Answer 1 · 2024-12-05T14:09:33.000Z

Hi, thanks for your message.

Could you confirm if you made the config changes required for GPU as described here?

Thanks!

Answer 2 · 2024-12-05T18:18:05.000Z

Hi!

Also trying to run on H100, I am getting the exact same error. I did make the required config changes, although until the point of this error, any change to SparseTransformerConfig does not seem to have an effect.

Thanks for you help!
Tobias

Answer 3 · 2024-12-05T21:15:23.000Z

Hi!
Same issue here when running on a L40. Similarly, the required config changes does not seem to have an effect.

Answer 4 · 2024-12-06T01:13:21.000Z

Hey!

Sorry I probably could have been a bit clearer with the documentation here.

In the case that you are running a random model (i.e. you are in the gencat_mini_demo notebook and have chosen Random source), I believe this should work as intended. Please let us know if it doesn't.

In the case that you are running a checkpoint model (in either demo notebook), could you confirm you are indeed changing the attention mechanism of the loaded config (as opposed to e.g. creating a different config that is then not actually passed to the model initialisation)?

To be more concrete, you'll want to do something like

  with ... as f:
     ckpt = checkpoint.load(f, gencast.CheckPoint)
  params = ckpt.params
  state = {}

  task_config = ckpt.task_config
  sampler_config = ckpt.sampler_config
  noise_config = ckpt.noise_config
  noise_encoder_config = ckpt.noise_encoder_config

  # Replace attention mechanism.
  splash_spt_cfg = ckpt.denoiser_architecture_config.sparse_transformer_config
  tbd_spt_cfg = dataclasses.replace(splash_spt_cfg, attention_type="triblockdiag_mha", mask_type="full")
  denoiser_architecture_config = dataclasses.replace(ckpt.denoiser_architecture_config, sparse_transformer_config=tbd_spt_cfg)
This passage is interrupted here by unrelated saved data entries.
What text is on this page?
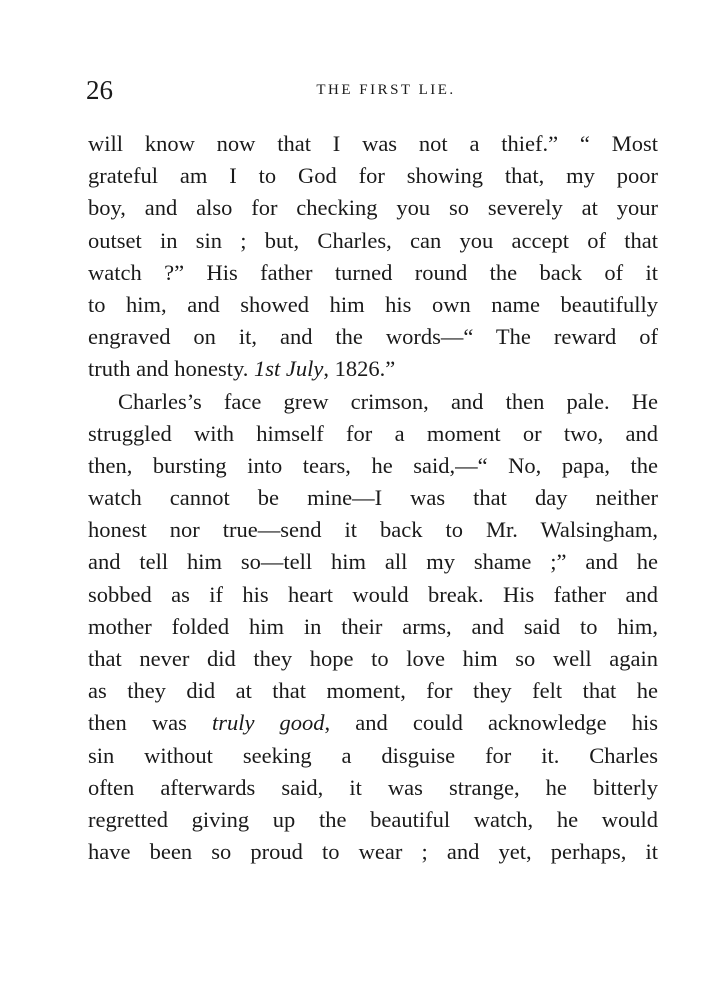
26	THE FIRST LIE.
will know now that I was not a thief.” “ Most
grateful am I to God for showing that, my poor
boy, and also for checking you so severely at your
outset in sin ; but, Charles, can you accept of that
watch ?” His father turned round the back of it
to him, and showed him his own name beautifully
engraved on it, and the words—“ The reward of
truth and honesty. 1st July, 1826.”
Charles’s face grew crimson, and then pale. He
struggled with himself for a moment or two, and
then, bursting into tears, he said,—“ No, papa, the
watch cannot be mine—I was that day neither
honest nor true—send it back to Mr. Walsingham,
and tell him so—tell him all my shame ;” and he
sobbed as if his heart would break. His father and
mother folded him in their arms, and said to him,
that never did they hope to love him so well again
as they did at that moment, for they felt that he
then was truly good, and could acknowledge his
sin without seeking a disguise for it. Charles
often afterwards said, it was strange, he bitterly
regretted giving up the beautiful watch, he would
have been so proud to wear ; and yet, perhaps, it
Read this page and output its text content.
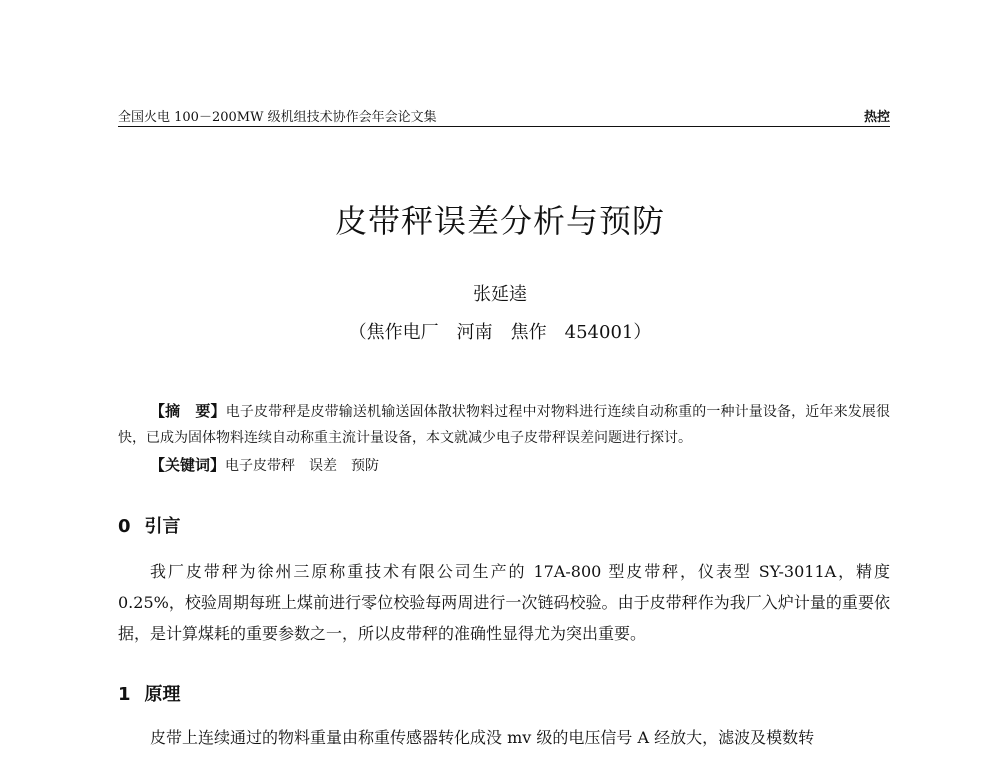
全国火电 100－200MW 级机组技术协作会年会论文集	热控
皮带秤误差分析与预防
张延逵
（焦作电厂　河南　焦作　454001）

【摘　要】电子皮带秤是皮带输送机输送固体散状物料过程中对物料进行连续自动称重的一种计量设备，近年来发展很快，已成为固体物料连续自动称重主流计量设备，本文就减少电子皮带秤误差问题进行探讨。

【关键词】电子皮带秤　误差　预防
0 引言

我厂皮带秤为徐州三原称重技术有限公司生产的 17A-800 型皮带秤，仪表型 SY-3011A，精度 0.25%，校验周期每班上煤前进行零位校验每两周进行一次链码校验。由于皮带秤作为我厂入炉计量的重要依据，是计算煤耗的重要参数之一，所以皮带秤的准确性显得尤为突出重要。

1 原理

皮带上连续通过的物料重量由称重传感器转化成没 mv 级的电压信号 A 经放大，滤波及模数转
This is something that could probably be simplified by unfreezing the config class on our end.

Let me know if this still doesn't work.

Thanks!

Answer 5 · 2024-12-06T02:26:34.000Z

Hey!

It works for me after replacing the config after ckpt loading :)

Thanks a lot!

Hey!

Sorry I probably could have been a bit clearer with the documentation here.

In the case that you are running a random model (i.e. you are in the gencat_mini_demo notebook and have chosen Random source), I believe this should work as intended. Please let us know if it doesn't.

In the case that you are running a checkpoint model (in either demo notebook), could you confirm you are indeed changing the attention mechanism of the loaded config (as opposed to e.g. creating a different config that is then not actually passed to the model initialisation)?

To be more concrete, you'll want to do something like
  with ... as f:
     ckpt = checkpoint.load(f, gencast.CheckPoint)
  params = ckpt.params
  state = {}

  task_config = ckpt.task_config
  sampler_config = ckpt.sampler_config
  noise_config = ckpt.noise_config
  noise_encoder_config = ckpt.noise_encoder_config

  # Replace attention mechanism.
  splash_spt_cfg = ckpt.denoiser_architecture_config.sparse_transformer_config
  tbd_spt_cfg = dataclasses.replace(splash_spt_cfg, attention_type="triblockdiag_mha", mask_type="full")
  denoiser_architecture_config = dataclasses.replace(ckpt.denoiser_architecture_config, sparse_transformer_config=tbd_spt_cfg)
This is something that could probably be simplified by unfreezing the config class on our end.

Let me know if this still doesn't work.

Thanks!

Answer 6 · 2024-12-06T10:47:54.000Z

Brilliant! Thanks for confirming.